2017.12.12.
京都賞受賞の三村髙志氏に名誉博士学位を贈呈/本学理学部OB

 関西学院大学は12月7日、本学理学部物理学科の卒業生で、2017年度の第33回京都賞(先端技術部門)を受賞した三村髙志氏(株式会社富士通研究所 名誉フェロー)を招き、名誉博士学位を贈り、記念講演会を開催しました。 三村氏は、2種類の半導体を積層化した新構造の「高電子移動度トランジスタ(HEMT)」を発明し、伝導層内の電子移動度が高くなるため優れた高周波特性を持つことを解明。この研究により、HEMTが高い周波数まですぐれた特性を示すことを実証し、電波望遠鏡や衛星放送向けの送信機への応用を開拓するなど、情報通信技術の発展に大きく貢献されました。その後、極薄伝導層内の電子の物性研究の進展にも力を注がれ、今回の京都賞(先端技術部門)受賞に至りました。

講演する三村氏

講演する三村氏

 授与式のスピーチで、三村氏は「理学部を卒業してからちょうど半世紀になる今年に、このように名誉な学位記を拝受することになったのは何かの偶然としか言いようがありません。これまでの研究も偶然の連続であり、予想外の出来事との出合いが驚きと感動を与えてくれ、それが研究のモチベーションにもなっています」と研究を振り返りました。
 講演会では、挑戦することの大切さについて、「『チャンスは準備された心だけに訪れる』という言葉があり、私は、準備された心というのは感受性のことだと思っています。失敗はマイナスなことではなく、失敗したことで新しいアイディアに気づくということもある。私の場合、研究で多くの挑戦と多くの失敗を経て感受性を育むことができました」と話しました。

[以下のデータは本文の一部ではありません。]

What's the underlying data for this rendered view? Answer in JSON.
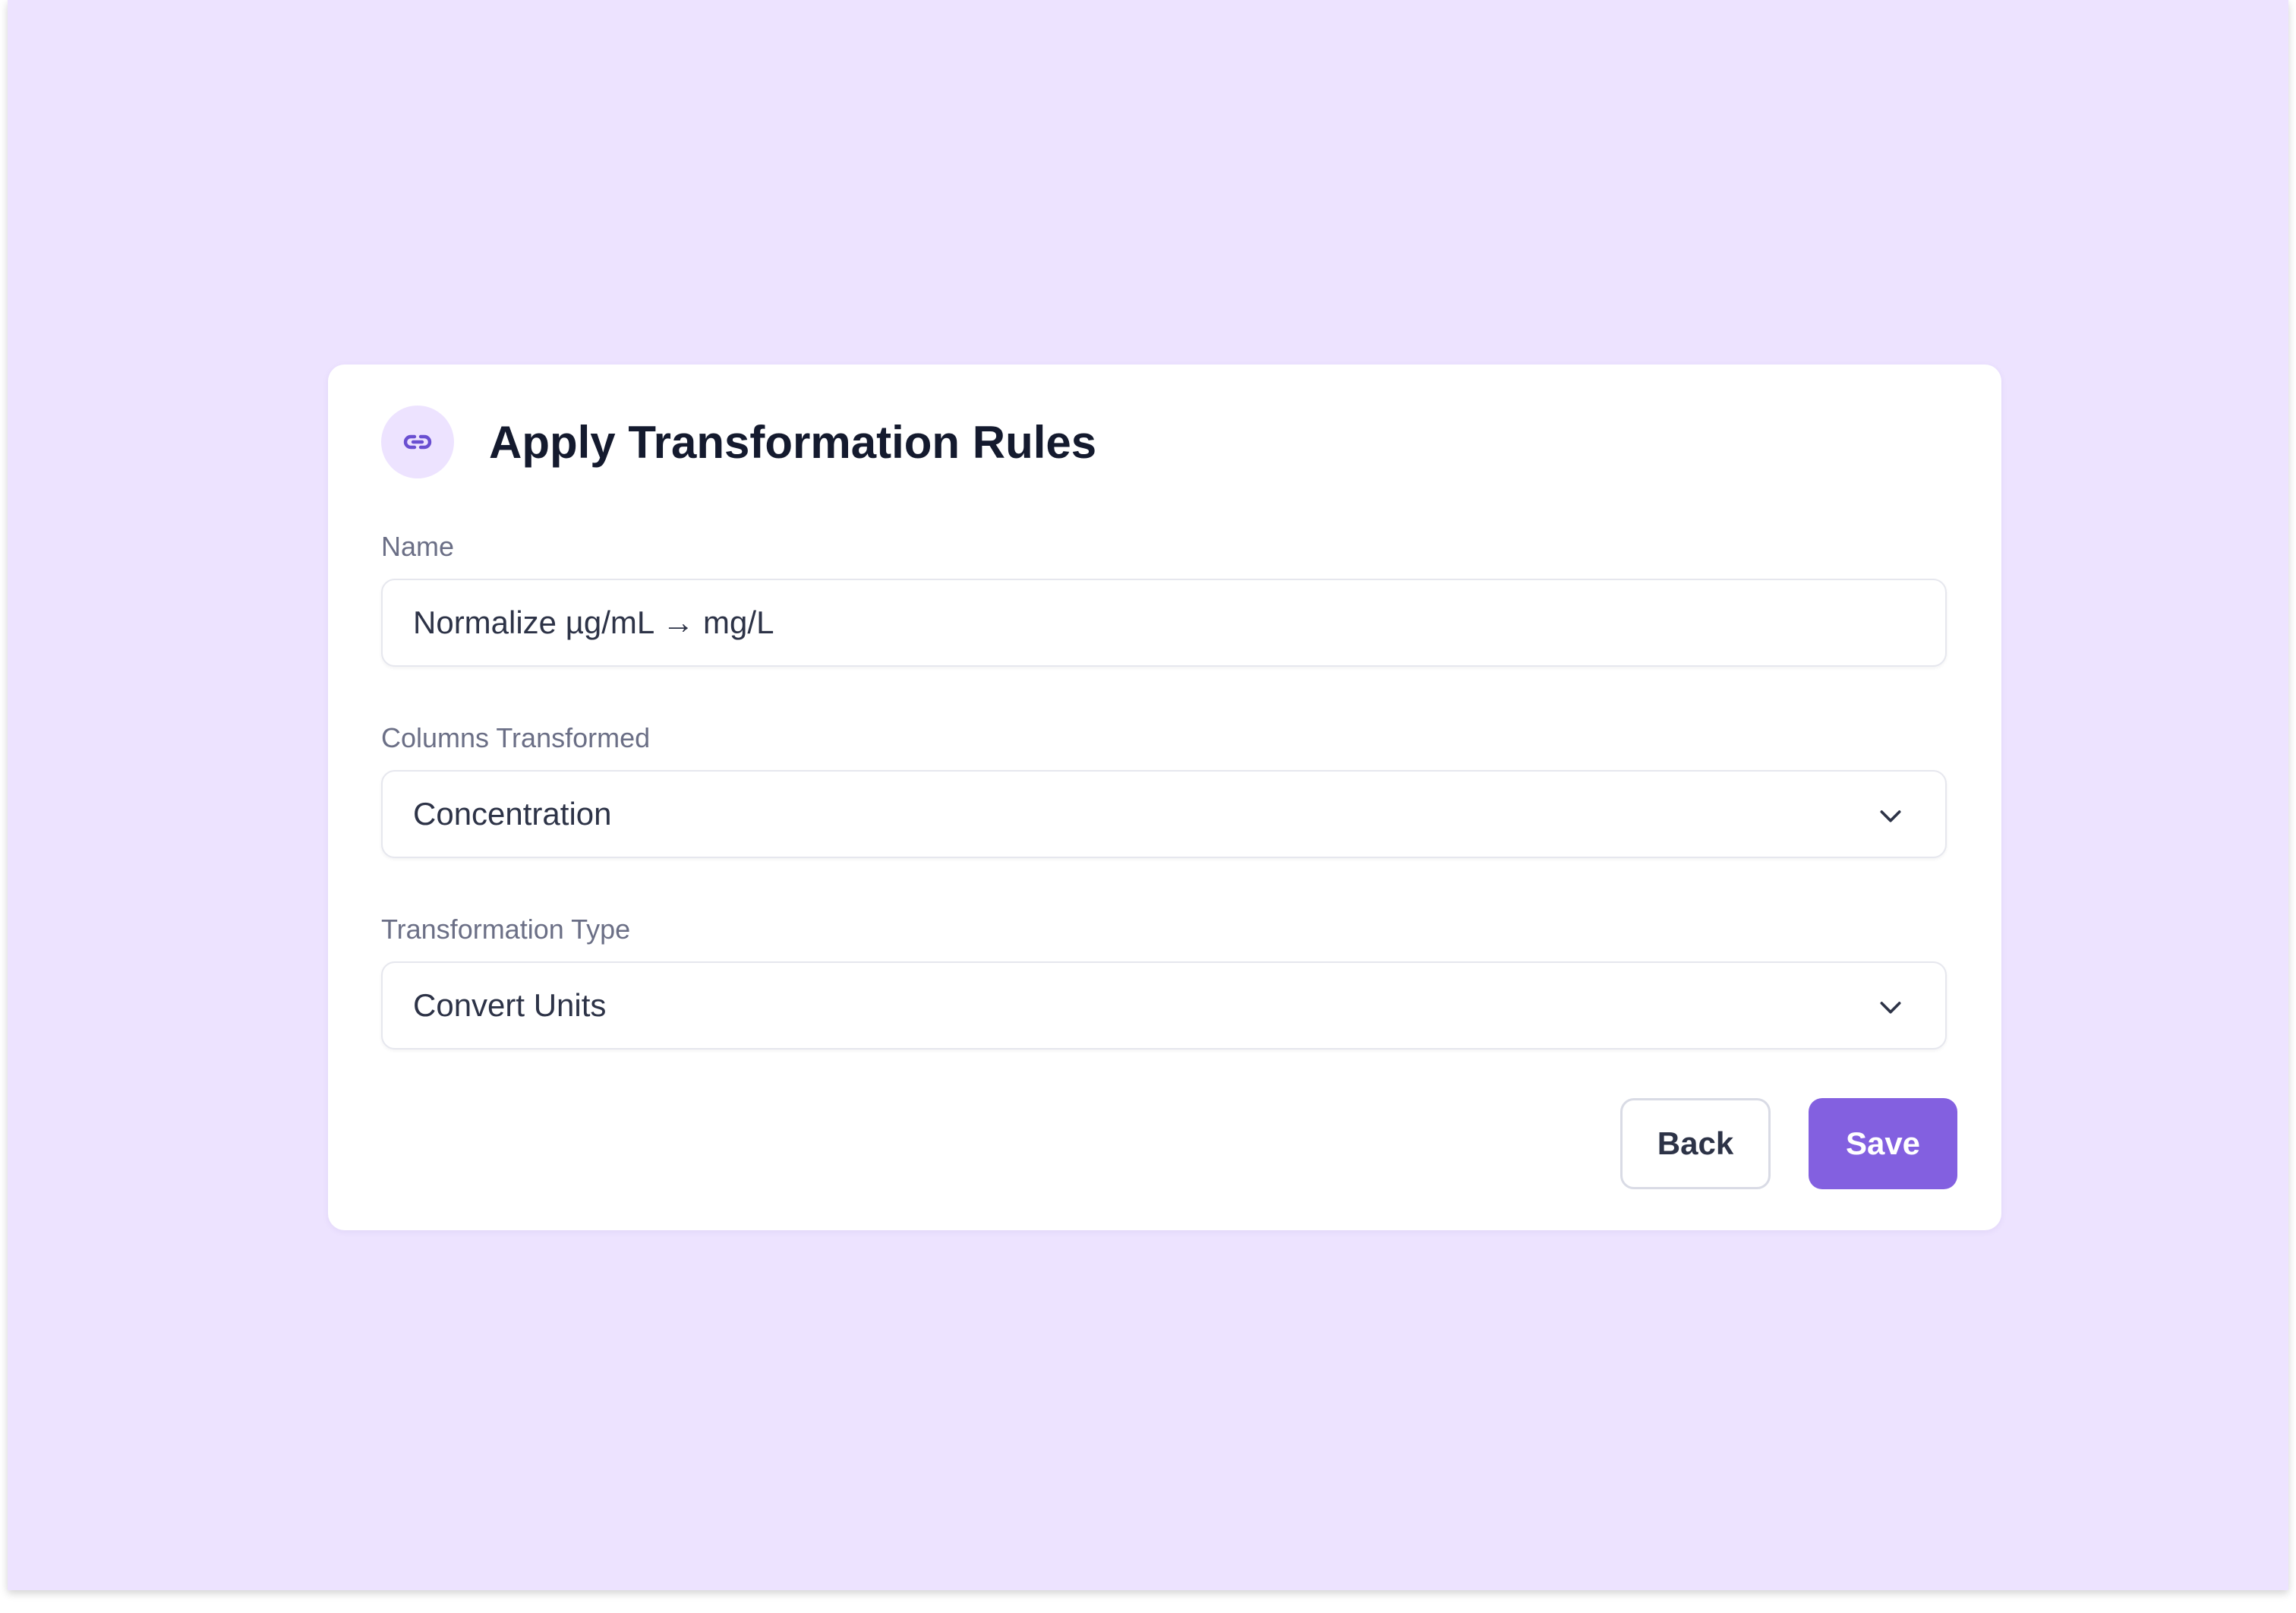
{
  "dialog": {
    "title": "Apply Transformation Rules",
    "icon": "link-icon"
  },
  "form": {
    "name": {
      "label": "Name",
      "value": "Normalize µg/mL → mg/L"
    },
    "columns_transformed": {
      "label": "Columns Transformed",
      "selected": "Concentration"
    },
    "transformation_type": {
      "label": "Transformation Type",
      "selected": "Convert Units"
    }
  },
  "actions": {
    "back_label": "Back",
    "save_label": "Save"
  },
  "colors": {
    "background": "#ede3ff",
    "accent": "#8360e0",
    "icon": "#6a4fd1"
  }
}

 “Mastery for Service”の精神にも触れ、「Masteryとは自分の知識やスキルを高めること、Serviceとは世のため人のためにその能力を使いなさいということだと理解しています。自分の長所を高め、実際に世のため人のために使ってみる。そこから得た学びを改善につなげる。こうしたサイクルがさらなるイノベーションを生み出し、より良い世の中を作っていくのではないかと思います」と話しました。